Interpretive Summary: In the southeastern USA, swine waste management plans often include the use of lagoon effluent for the production of bermudagrass hay. These plans are based on agronomic rates which guide the timing and amount of swine effluent applied and also minimize negative impacts on water quality. Frequent summer precipitation may delay the application of swine effluent to bermudagrass until late summer or early fall. Due to declining growth of this warm-season forage in fall, there is potential for excessive nitrogen (N) accumulations in soil and hence, nitrate-N leaching. To understand this potential risk, we applied swine effluent at rates of 10 and 20 cm/ha (about 260 and 480 kg N/ha, respectively) in four spray seasons: April to September (full season), April to May, June to July, and August to September. The percentage of applied N recovered in bermudagrass hay averaged about 70% in June-July spray season. This value decreased to 46% in August-September spray season at 10 cm rate and to 42% at 20 cm rate. Applying 20 cm effluent in August-September increased soil nitrate by about 208% in 2000 and 116% in 2001, as compared to unfertilized controls. Results suggest increased risk of N loss to the environment if effluent application to bermudagrass is delayed until late in the growing season, particularly at higher application rates. Additionally, N utilization by bermudagrass was reduced by dry summer conditions that further protracted the growing season and annual yield of this warm-season forage grass.

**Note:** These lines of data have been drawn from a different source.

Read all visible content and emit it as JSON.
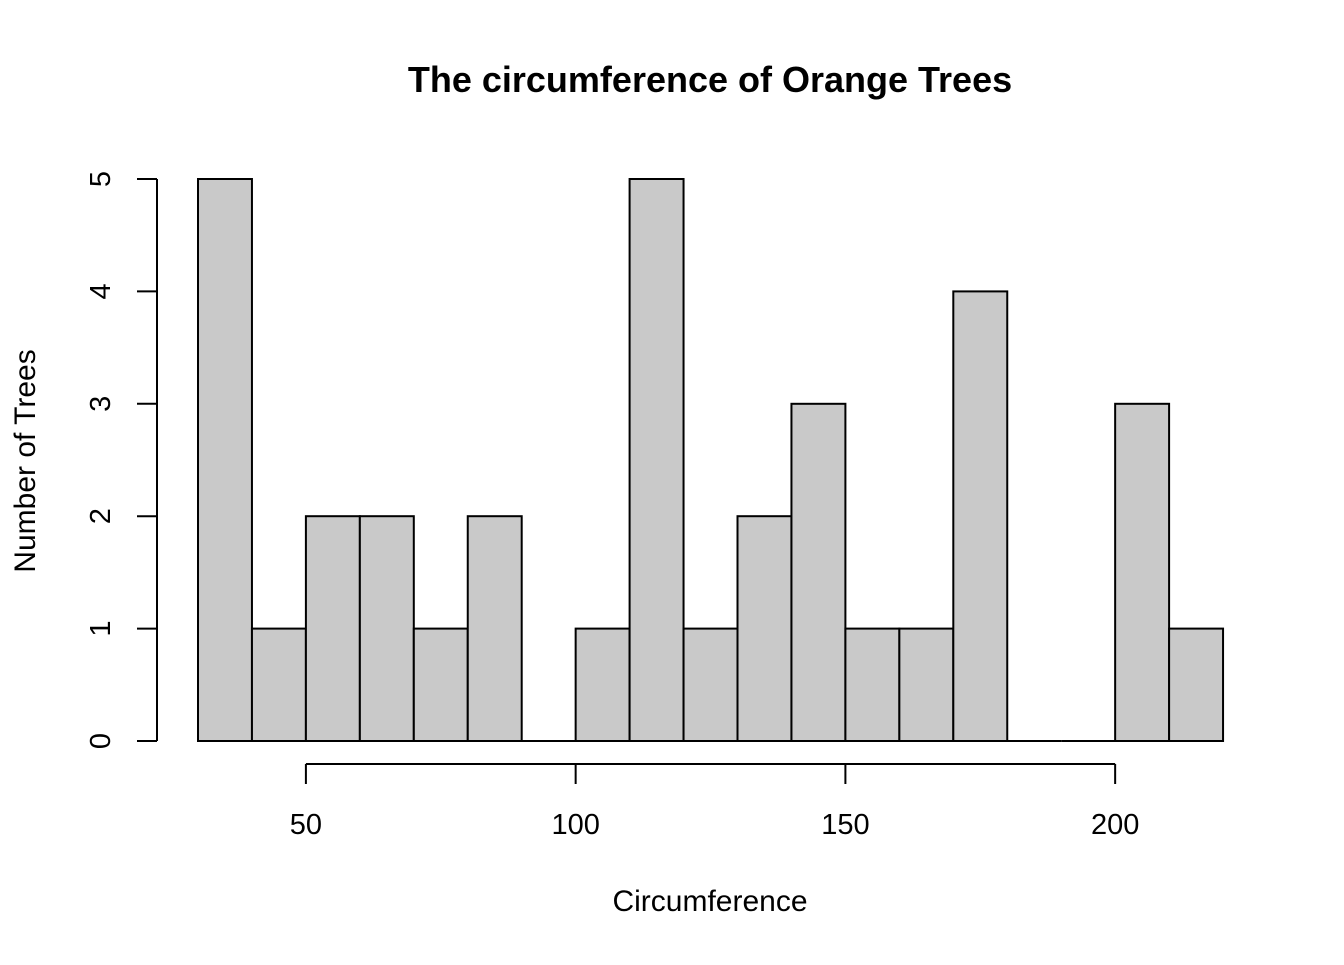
{
  "chart_data": {
    "type": "bar",
    "subtype": "histogram",
    "title": "The circumference of Orange Trees",
    "xlabel": "Circumference",
    "ylabel": "Number of Trees",
    "bin_width": 10,
    "bins": [
      {
        "start": 30,
        "end": 40,
        "count": 5
      },
      {
        "start": 40,
        "end": 50,
        "count": 1
      },
      {
        "start": 50,
        "end": 60,
        "count": 2
      },
      {
        "start": 60,
        "end": 70,
        "count": 2
      },
      {
        "start": 70,
        "end": 80,
        "count": 1
      },
      {
        "start": 80,
        "end": 90,
        "count": 2
      },
      {
        "start": 90,
        "end": 100,
        "count": 0
      },
      {
        "start": 100,
        "end": 110,
        "count": 1
      },
      {
        "start": 110,
        "end": 120,
        "count": 5
      },
      {
        "start": 120,
        "end": 130,
        "count": 1
      },
      {
        "start": 130,
        "end": 140,
        "count": 2
      },
      {
        "start": 140,
        "end": 150,
        "count": 3
      },
      {
        "start": 150,
        "end": 160,
        "count": 1
      },
      {
        "start": 160,
        "end": 170,
        "count": 1
      },
      {
        "start": 170,
        "end": 180,
        "count": 4
      },
      {
        "start": 180,
        "end": 190,
        "count": 0
      },
      {
        "start": 190,
        "end": 200,
        "count": 0
      },
      {
        "start": 200,
        "end": 210,
        "count": 3
      },
      {
        "start": 210,
        "end": 220,
        "count": 1
      }
    ],
    "x_ticks": [
      50,
      100,
      150,
      200
    ],
    "y_ticks": [
      0,
      1,
      2,
      3,
      4,
      5
    ],
    "xlim": [
      30,
      220
    ],
    "ylim": [
      0,
      5
    ],
    "grid": false,
    "legend": "none",
    "bar_fill": "#c9c9c9",
    "bar_stroke": "#000000"
  }
}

Technical Abstract: Frequent summer precipitation in southeastern USA may delay the application of swine effluent to bermudagrass [Cynodon dactylon (L.) Pers.] hay fields until late summer or early fall. Due to declining growth of this warm-season forage in fall, there is potential for excessive N accumulations in soil and hence, nitrate leaching. Field studies were conducted on a Prentiss sandy loam soil to determine if irrigation timing and rate influence N utilization and postseason soil N concentration. Effluent was applied at rates of 10 and 20 cm/ha (260 and 480 kg N/ha, respectively) in four spray seasons: April to September, April to May, June to July, and August to September. Doubling the effluent rate increased bermudagrass N uptake from about 130 to 276 kg/ha in 2000, and from about 190 to 290 kg/ha in 2001. Applying effluent in August-September led to lower N uptake, as compared to other seasons, and for 20 cm rate, to greater soil nitrate to 30-cm depth in spring 2001. Elevated levels of soil N for 20 cm rate were associated with lower forage yield in 2000 than 2001 (10.5 vs 16.4 Mg/ha). Averaged across spray seasons, postseason soil nitrate values to 5-cm depth were significantly greater for 20 cm rate than unfertilized control (39.6 vs 8.5 mg/kg). Results indicate as little as 30-38% of the effluent N applied late in the growing season was utilized by bermudagrass, which could lead to increased groundwater N under high leaching conditions.